USCIS will be publishing a final rule on August 14, 2019, in the Federal Register, that expands the list of public benefits that make a foreign national ineligible to obtain permanent residence and/or an immigrant or nonimmigrant visa.
The Immigration and Nationality Act makes inadmissible and therefore (1) ineligible for a visa, (2) ineligible for admission and (3) ineligible for adjustment of status, any alien who, in the opinion of the DHS is likely at any time to become a public charge.
The process of determining whether an alien is likely to become a public charge is called a “public charge determination.”
Receipt of certain public benefits leads to a “public charge determination” meaning that the applicant is ineligible to receive the benefit they are requesting (such as permanent residence) based on the fact that they are likely to become a public charge to the United States government.
What is a public charge?
A person is a “public charge” if they are primarily dependent on the Government for subsistence, as demonstrated by either the receipt of public cash assistance for income maintenance or institutionalization for long-term care at Government expense.
The final rule expands the scope of this definition by making a public charge any alien who receives one or more designated public benefits for more than 12 months in the aggregate within any 36-month period.
Under the final rule announced today, immigration will now be taking into consideration the following benefits to determine whether an individual is or is likely to become a public charge to the U.S. government:
Reliance on or receipt of non-cash benefits such as:
- Cash benefits for income maintenance
- SNAP (food stamps)
- Section 8 Housing Assistance under the Housing Choice Voucher (HCV) Program
- Section 8 Project-Based Rental Assistance, and
- certain other forms of subsidized housing.
In addition, the government will continue to take into consideration the following types of benefits:
- Temporary Assistance for Needy Families (TANF)
- Supplemental Security Income (SSI)
In making this determination, DHS will only consider public benefits received directly by the alien for the alien’s own benefit, or where the alien is a listed beneficiary of the public benefit.
DHS will not consider public benefits received on behalf of another. DHS also will not attribute receipt of a public benefit by one or more members of the alien’s household to the alien unless the alien is also a listed beneficiary of the public benefit.
Who is exempt from the Rule?
Certain individuals will not be penalized for past, current, or future receipt of public benefits. These individuals include:
- U.S. Citizens, even if the U.S. citizen is related to an alien subject to the public charge ground of inadmissibility
- U visa and VAWA applicants
- Aliens who are not subject to the public charge ground of inadmissibility
- Other vulnerable populations
- Aliens for whom DHS has statutory discretion to waive the public charge ground of inadmissibility
In addition, special provisions have been made for certain members of the U.S. Armed Forces and their families; certain international adoptees; and receipt of Medicaid in certain contexts, especially by aliens under the age of 21, pregnant women (and women for up to 60 days after giving birth), and for certain services funded by Medicaid under the Individuals with Disabilities Education Act (IDEA) or in a school setting.
When is the final rule effective?
The final rule becomes effective October 15, 2019 (60 days from the date of the rule’s publication in the Federal Register).
While the forward-looking requirement applies to immigrants, it does not apply to applicants for a non-immigrant visa. For these applicants, DHS will only consider whether the alien has received designated benefits for more than 12 months in the aggregate within a 36-month period since obtaining the nonimmigrant status they wish to extend or change, up until the time of adjudication of the extension of stay or change of status request.

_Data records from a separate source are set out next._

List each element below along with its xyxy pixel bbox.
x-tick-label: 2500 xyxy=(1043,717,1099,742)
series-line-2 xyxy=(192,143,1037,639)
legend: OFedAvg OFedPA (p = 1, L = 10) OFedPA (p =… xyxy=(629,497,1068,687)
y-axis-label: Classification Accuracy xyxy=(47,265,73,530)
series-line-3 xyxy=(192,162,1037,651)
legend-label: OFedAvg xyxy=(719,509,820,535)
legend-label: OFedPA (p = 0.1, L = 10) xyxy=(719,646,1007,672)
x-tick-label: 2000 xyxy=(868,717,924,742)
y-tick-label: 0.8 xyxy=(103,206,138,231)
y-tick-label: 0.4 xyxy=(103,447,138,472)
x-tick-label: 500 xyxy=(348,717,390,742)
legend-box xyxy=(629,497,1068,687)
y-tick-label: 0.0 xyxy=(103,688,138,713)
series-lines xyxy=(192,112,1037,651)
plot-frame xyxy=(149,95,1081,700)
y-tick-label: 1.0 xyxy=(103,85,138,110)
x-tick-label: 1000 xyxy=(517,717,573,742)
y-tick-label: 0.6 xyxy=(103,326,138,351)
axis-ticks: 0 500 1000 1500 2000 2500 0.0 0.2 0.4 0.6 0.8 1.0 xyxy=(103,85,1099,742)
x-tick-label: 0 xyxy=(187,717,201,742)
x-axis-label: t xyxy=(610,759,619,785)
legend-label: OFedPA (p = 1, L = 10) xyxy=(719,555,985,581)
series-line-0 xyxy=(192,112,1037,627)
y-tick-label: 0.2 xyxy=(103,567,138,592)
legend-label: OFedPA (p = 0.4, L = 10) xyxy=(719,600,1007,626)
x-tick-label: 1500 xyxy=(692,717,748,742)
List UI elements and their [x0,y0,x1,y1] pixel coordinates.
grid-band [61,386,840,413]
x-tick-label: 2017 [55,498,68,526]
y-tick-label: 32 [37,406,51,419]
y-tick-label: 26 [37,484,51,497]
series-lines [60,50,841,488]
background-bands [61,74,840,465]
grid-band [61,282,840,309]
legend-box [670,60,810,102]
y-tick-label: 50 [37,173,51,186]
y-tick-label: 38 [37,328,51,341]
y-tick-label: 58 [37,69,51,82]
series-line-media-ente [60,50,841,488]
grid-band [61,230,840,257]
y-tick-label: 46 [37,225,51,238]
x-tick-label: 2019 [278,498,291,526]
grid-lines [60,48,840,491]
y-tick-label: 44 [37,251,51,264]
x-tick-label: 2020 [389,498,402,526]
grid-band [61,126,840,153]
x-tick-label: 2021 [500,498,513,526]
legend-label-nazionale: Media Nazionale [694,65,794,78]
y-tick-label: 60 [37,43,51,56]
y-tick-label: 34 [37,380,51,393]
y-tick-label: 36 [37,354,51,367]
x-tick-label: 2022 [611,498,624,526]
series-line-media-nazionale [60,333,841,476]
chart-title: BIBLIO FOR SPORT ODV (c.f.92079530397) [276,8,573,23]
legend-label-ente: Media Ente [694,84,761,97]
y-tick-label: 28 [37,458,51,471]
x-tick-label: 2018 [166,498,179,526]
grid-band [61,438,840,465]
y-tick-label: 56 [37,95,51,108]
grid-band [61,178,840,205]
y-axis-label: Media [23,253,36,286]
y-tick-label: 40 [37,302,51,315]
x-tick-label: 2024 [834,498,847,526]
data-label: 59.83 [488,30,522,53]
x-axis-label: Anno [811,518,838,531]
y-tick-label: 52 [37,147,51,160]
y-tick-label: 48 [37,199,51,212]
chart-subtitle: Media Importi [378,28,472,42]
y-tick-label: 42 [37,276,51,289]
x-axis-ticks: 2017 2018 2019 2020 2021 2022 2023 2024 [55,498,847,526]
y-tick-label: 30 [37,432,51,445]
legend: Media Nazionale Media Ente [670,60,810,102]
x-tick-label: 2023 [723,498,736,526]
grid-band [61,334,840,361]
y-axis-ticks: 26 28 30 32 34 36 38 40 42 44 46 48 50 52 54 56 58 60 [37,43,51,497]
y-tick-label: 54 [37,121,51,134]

Important Rules for Adjustment of Status Applicants
Under this rule, beginning October 13, applicants for adjustment of status who are subject to the public charge ground of inadmissibility must file a Declaration of Self-Sufficiency (Form I-944) with their Application to Register Permanent Residence or Adjust Status (Form I-485) to demonstrate they are not likely to become a public charge. The Form I-944 only applies to adjustment applicants and not applicants for admission at a port of entry.
In addition, applicants required to submit Form I-864, Affidavit of Support must generally submit Form I-944 with the Form I-485.
Failure to submit each form, where required, may result in a rejection or a denial of the Form I-485 without a prior issuance of a Request for Evidence or Notice of Intent to Deny
T, U visa and VAWA applicants
Under this rule, an individual who is an applicant for, or is granted U nonimmigrant status is exempt from the public charge ground of inadmissibility. However, for this exemption from public charge to apply, the U nonimmigrant must hold and be in valid U nonimmigrant status at the time the Form I-485 is properly filed and throughout the pendency of an application.
In addition, VAWA self-petitioners are generally exempt from the public charge ground of inadmissibility.
T nonimmigrants seeking to adjust status under section 245(a) of the Act, 8 U.S.C. 1255(a) and section 245(l) of the Act, 8 U.S.C. 1255(l) are not subject to the public charge ground of inadmissibility for purposes of establishing eligibility for adjustment of status. However, for this exemption from public charge to apply, the T nonimmigrant must hold and be in valid T nonimmigrant status at the time the Form I-485 is properly filed and throughout the pendency of an application.